タイトル:逆転のトライアングル Triangle of sadness 2022年
監督:リューベン・オストルンド

「フレンチアルプスで起きたこと」と「ザ・スクエア 思いやりの聖域」での倫理観の揺さぶりをかけながら、シニカルなユーモアで包み込むリューベン・オストルンドの新作「逆転のトライアングル」。本作は今まで以上にシニカルかつ突き抜けたユーモア満載の作品に仕上がっている。できる事なら人が多く入っている映画館で、同じ笑いを楽しむべき一本だと思う。こういう映画こそ映画館の空間の中で観るべき。
監督のインタビューによると原題の”悲しみのトライアングル”は、美容業界で使われる言葉で眉間にできる皺を意味する。冒頭のモデルオーディションのシーンでも分かる様に、無表情のハイブランドモデルと笑顔のファストファッションブランドの対比が社会の格差を表している。ヤヤとカールのレストランの支払いの揉め事にある様に、モデル業界は男女で稼ぐ額が大きく異なり、女性モデルは男性モデルに対して一つ桁が違う格差が生まれる。映画の中で常に付きまとうのが、格差や社会的な立場によるヒエラルキーで、富豪を乗せる豪華絢爛なクルーズ船の人々と、接客をする白人たち、甲板の清掃をするブルーカラーと有色人種の対比がまざまざと描かれる。好き勝手に楽しむ船長と富豪たちとは対象的に、後片付けをする清掃員の隷属的な立場。コミュニズムとキャピタリズムで何故か打ち解ける船長(マルクスとチョムスキーを愛する役は名優ウディ・ハレルソン)とロシアの富豪の無茶苦茶な関係など、とにかくしっちゃかめっちゃか。柔和かと思いきや武器の輸出で儲けたイギリス人老夫婦の下りは笑わせてくれる。物々しく銃を構えた船員がいる事が、その後の出来事を予兆させる。とにかく脚本が秀逸で、言葉で説明せずともその後に起きる事をしっかり予兆させておいて、しっかりその通りに物事が進む。
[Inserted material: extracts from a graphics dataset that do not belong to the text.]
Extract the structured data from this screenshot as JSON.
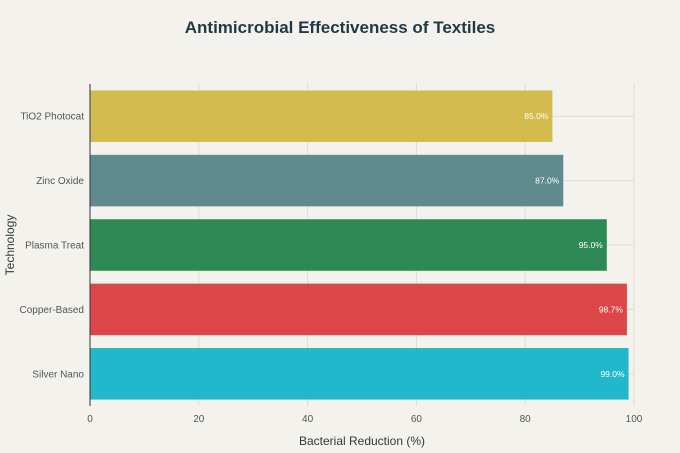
{
  "chart_data": {
    "type": "bar",
    "orientation": "horizontal",
    "title": "Antimicrobial Effectiveness of Textiles",
    "xlabel": "Bacterial Reduction (%)",
    "ylabel": "Technology",
    "xlim": [
      0,
      100
    ],
    "xticks": [
      0,
      20,
      40,
      60,
      80,
      100
    ],
    "grid": true,
    "categories": [
      "TiO2 Photocat",
      "Zinc Oxide",
      "Plasma Treat",
      "Copper-Based",
      "Silver Nano"
    ],
    "values": [
      85.0,
      87.0,
      95.0,
      98.7,
      99.0
    ],
    "data_labels": [
      "85.0%",
      "87.0%",
      "95.0%",
      "98.7%",
      "99.0%"
    ],
    "colors": [
      "#d4bb4e",
      "#5f8a8e",
      "#2e8a55",
      "#dc4648",
      "#21b8cc"
    ]
  }
}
そして島に流れ着いた先にある社会構造の転覆した関係性は、痛烈な社会批判に仕上がっている。自然を生き抜くのは火を起こし、狩りができる能力をもつ人間であり、ソーシャルの中で生き抜くためにはヒエラルキーの中で生きるしか方法は無い。全てが翻る時、恐ろしいほど個人の能力が試される。男女関係なく能力で資本を勝ち取れるかという、原始的な社会の構造に立ち返った時、どの様に立ち回れるかで立場が変化する。しかし、そのドラスティックな関係がもとに戻る時、人はどの様な行動に出るのだろう。コミュニズムからキャピタリズムへと戻る時に、無情なまでに一時的な関係は脆くも崩れ去っていく。社会を捨てその場に留まるのか、社会へと戻っていくのかの余韻が残される。社会という幻想を痛々しいまでに突きつける所に本作のラディカルなテーマがある様に感じられる。